気密性能 0.19㎝/㎡。数値は大切ですが、、、

先日は川西の住宅の気密検査でした。お施主さんも立ち会われたいとのことで、大工さんや監督さんも緊張気味でした。

最終的に、結果は0.19㎝/㎡。

かなり高い気密の性能値となりました。

立ちあわれたお施主さんも大喜びの様子でしたが、測定途中に窓が開いているというハプニングもあり(笑)、お茶目な大工さんの一面が垣間みれました。

気密については、設計段階で計画する建物に合わせて合理的な工法にまとめていますが、実際造るのは人の手になります。いくら設計がよくても実際の工事がきっちりできていないと性能は出ません。

幸い気密に対して真摯に取り組む施工者さんやメーカーさんの知り合いに恵まれていて、勘所を聞ける機会が多々あります。FORMAの監理の際には、それら具体的な方法を監督さんや職人さんに伝え、理解の上で工事を進めてもらっています。

施工を担当してもらっている工務店さんとは件数を重ねるごとに気密性能が良くなってきています。それは、現場ごとにそれにかかった日数、人手、材料や施工のしやすさやさらに良くなりそうな提案をしてもらう機会をつくりながら改善してきたこと。工務店さんの職人気質な職場の風土、監督さんの指示、サブの監督さんのこまごまとした気配り、大工さんの腕、設備業者さんとの目標の共有と連携、それらがうまくいっての結果だと思います。

「仏作って魂入れず」にならないように

断熱、気密の性能について設計者や施工者のみならず、最近はお客様も詳しい方が多いです。性能の数値が良いことを目標にするのはもちろんいいのですが、数値を追い求めることより先に大切なことがあると思っています。

何より、現場でそれに取り組む人の氣持ちが積み重なっての結果です。関わる職人さん達が担当範囲を一生懸命造っている、その氣持ちが家の「氣」をつくっているように思います。
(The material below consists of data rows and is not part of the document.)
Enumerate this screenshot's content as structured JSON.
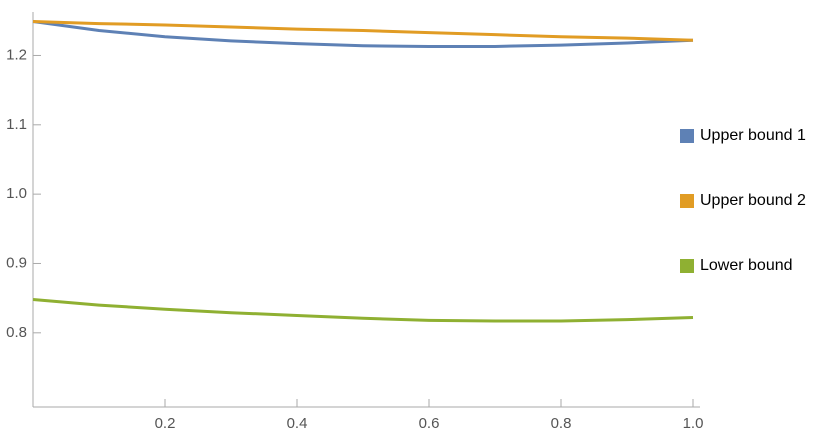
{
  "chart_data": {
    "type": "line",
    "x": [
      0,
      0.1,
      0.2,
      0.3,
      0.4,
      0.5,
      0.6,
      0.7,
      0.8,
      0.9,
      1
    ],
    "series": [
      {
        "name": "Upper bound 1",
        "color": "#5e81b5",
        "values": [
          1.249,
          1.236,
          1.227,
          1.221,
          1.217,
          1.214,
          1.213,
          1.213,
          1.215,
          1.218,
          1.222
        ]
      },
      {
        "name": "Upper bound 2",
        "color": "#e19c24",
        "values": [
          1.249,
          1.246,
          1.244,
          1.241,
          1.238,
          1.236,
          1.233,
          1.23,
          1.227,
          1.225,
          1.222
        ]
      },
      {
        "name": "Lower bound",
        "color": "#8fb032",
        "values": [
          0.848,
          0.84,
          0.834,
          0.829,
          0.825,
          0.821,
          0.818,
          0.817,
          0.817,
          0.819,
          0.822
        ]
      }
    ],
    "xlim": [
      0,
      1
    ],
    "xticks": [
      0.2,
      0.4,
      0.6,
      0.8,
      {
        "value": 1,
        "label": "1.0"
      }
    ],
    "ylim": [
      0.693,
      1.28
    ],
    "yticks": [
      0.8,
      0.9,
      {
        "value": 1,
        "label": "1.0"
      },
      1.1,
      1.2
    ],
    "legend": "right"
  }
}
「俺たちは沢山の家を建てるけどお施主さんにとっては一生に一回の家かもしれない、見えないところまで氣を配って、後に誰が見てもいい仕事がしてあるなという仕事を精一杯するのが職人や!」

以前、お聞きした大工さんの言葉ですが、職人さんはそうして家に精魂を入れたはるんやな。自分の仕事に命を懸けているかのような迫力にグッとくるものを感じたことがあります。仏師が仏を作って魂を入れることと同じやなと思いました。

「氣」というのは目に見えるものではありませんが、仏を作ることばかりに追い込まれた現場は、なぜかアクシデントが起こることがよくあるし、働く人たちの氣持ちいい現場からはよい氣が流れていることを感じます。

職人さんたちが大工さんの言葉に込められた思いで働ける環境の会社であり、現場をまとめ上げる監督さんがその空気感をつくってくれ、みんなで思いを共有できる現場からは、まちがいなく「氣」の良い家が出来あがります。気密の検査結果を喜びながらも、あらためて大切なことを思いました。